I look at what I have done and I think I have helped something made of pictures and words escape from time. That thought turns out to be the consequence of an optical illusion, however. The illusion has enabled me to think I can now move in close to “Merit and Success” and read again the fine-print phrase “free to all,” but of course I can’t. When I teach Ulysses in the years that have followed its day in 1904, I have to bracket a word into the text to make sure the class reads Poldy’s throwaway in “Lestrygonians” as a constative, not an imperative: “All [are] heartily welcome.” All used to be understood to mean everybody, but that sense seems to have gone obsolete. Rhetoric has lost something that sounded somehow grander than everybody: not restricted to the mere body or the mere human but universal.

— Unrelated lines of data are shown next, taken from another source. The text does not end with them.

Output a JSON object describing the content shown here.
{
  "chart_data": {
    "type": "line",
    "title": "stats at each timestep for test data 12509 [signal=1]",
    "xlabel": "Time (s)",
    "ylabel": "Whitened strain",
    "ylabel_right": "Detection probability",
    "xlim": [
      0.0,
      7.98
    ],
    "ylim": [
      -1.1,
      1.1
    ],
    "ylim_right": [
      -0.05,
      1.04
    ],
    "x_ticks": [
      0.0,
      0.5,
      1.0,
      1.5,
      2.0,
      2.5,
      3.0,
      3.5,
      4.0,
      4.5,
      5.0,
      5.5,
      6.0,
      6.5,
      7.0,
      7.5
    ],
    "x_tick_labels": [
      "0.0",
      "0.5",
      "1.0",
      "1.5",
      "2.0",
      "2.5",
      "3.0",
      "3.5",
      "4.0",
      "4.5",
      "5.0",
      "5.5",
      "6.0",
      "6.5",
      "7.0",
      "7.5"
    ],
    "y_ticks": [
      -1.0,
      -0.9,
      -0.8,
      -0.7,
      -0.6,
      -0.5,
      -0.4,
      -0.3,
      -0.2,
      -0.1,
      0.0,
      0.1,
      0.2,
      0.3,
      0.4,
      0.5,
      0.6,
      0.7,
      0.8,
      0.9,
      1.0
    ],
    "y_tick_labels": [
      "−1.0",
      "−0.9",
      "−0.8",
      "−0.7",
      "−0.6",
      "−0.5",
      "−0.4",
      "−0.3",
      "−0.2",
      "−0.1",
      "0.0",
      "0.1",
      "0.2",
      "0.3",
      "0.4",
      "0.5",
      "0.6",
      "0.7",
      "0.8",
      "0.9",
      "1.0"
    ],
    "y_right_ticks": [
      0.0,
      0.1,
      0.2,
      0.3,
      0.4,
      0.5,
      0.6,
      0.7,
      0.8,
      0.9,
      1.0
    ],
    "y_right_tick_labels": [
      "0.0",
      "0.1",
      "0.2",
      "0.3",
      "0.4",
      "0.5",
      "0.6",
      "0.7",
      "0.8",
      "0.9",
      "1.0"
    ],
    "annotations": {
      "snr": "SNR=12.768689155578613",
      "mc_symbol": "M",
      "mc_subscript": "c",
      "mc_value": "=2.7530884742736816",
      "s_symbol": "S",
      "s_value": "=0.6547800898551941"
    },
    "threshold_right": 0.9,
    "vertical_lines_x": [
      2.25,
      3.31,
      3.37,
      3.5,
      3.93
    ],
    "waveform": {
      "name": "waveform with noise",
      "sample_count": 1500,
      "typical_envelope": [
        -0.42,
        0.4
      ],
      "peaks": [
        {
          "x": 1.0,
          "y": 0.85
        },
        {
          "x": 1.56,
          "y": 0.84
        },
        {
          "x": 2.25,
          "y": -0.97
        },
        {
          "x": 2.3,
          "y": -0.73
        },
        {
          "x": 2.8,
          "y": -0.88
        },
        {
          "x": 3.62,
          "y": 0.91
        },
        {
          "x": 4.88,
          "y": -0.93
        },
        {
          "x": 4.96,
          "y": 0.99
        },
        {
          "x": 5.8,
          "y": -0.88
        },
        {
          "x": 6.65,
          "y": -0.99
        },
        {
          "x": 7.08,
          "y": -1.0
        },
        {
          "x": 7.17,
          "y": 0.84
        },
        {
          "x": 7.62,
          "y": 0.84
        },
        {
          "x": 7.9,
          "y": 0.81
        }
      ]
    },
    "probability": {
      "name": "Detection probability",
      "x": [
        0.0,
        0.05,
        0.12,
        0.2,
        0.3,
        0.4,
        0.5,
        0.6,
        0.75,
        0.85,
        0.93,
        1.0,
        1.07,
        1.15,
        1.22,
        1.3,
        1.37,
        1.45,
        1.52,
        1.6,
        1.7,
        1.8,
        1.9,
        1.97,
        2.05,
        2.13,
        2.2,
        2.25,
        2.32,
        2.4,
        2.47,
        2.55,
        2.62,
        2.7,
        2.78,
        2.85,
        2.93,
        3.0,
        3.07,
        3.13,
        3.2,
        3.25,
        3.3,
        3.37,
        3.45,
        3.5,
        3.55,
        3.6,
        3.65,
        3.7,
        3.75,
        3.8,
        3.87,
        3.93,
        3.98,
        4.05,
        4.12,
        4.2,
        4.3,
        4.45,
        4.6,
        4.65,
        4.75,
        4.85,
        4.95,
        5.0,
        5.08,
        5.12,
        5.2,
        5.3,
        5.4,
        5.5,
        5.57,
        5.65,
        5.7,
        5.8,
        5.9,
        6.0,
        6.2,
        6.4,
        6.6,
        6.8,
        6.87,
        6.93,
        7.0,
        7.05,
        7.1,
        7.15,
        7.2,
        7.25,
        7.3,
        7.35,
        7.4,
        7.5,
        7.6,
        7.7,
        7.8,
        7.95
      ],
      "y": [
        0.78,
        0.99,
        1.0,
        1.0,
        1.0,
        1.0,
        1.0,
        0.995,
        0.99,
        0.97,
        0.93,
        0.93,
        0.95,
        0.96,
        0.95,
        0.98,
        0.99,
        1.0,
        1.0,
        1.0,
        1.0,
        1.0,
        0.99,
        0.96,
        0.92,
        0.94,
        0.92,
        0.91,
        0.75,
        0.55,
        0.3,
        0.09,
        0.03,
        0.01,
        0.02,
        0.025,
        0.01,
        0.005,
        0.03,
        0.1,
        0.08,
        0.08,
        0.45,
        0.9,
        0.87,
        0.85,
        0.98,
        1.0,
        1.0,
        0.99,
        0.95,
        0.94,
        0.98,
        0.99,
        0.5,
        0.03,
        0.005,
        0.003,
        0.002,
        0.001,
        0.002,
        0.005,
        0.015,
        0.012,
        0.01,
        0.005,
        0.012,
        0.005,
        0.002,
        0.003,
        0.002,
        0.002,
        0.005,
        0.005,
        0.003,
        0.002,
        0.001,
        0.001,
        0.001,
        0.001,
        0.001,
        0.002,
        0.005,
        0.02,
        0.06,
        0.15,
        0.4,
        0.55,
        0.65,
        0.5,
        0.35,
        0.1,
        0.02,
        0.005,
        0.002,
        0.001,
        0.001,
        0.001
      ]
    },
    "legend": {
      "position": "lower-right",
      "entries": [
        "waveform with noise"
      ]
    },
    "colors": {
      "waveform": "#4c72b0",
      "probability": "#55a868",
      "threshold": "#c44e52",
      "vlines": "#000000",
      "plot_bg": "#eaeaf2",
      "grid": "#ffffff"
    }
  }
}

And of course the fine print in the lexicon of the Remedies also says free.

I have reconstructed that word too, but reconstructed it in a time when the people of the bales can read it and write memos of their own. In 1888 that word on this page wouldn’t have been read as ironic by the readership for which it was intended, but it turns out that reading takes place now across a different spectrum. I have also reconstructed the page’s 1888 colors, but even that purely spectral act turns out to be complicated by words. Post-1888 terms that we have to know now when we read this page, for instance, include not just color but also colored and the colored.

And in the sky, cottony clouds . . .

Metaphor too has undergone a change of clothes. There are no remedies for this ceaselessness. Language, it turns out, never was color-fast.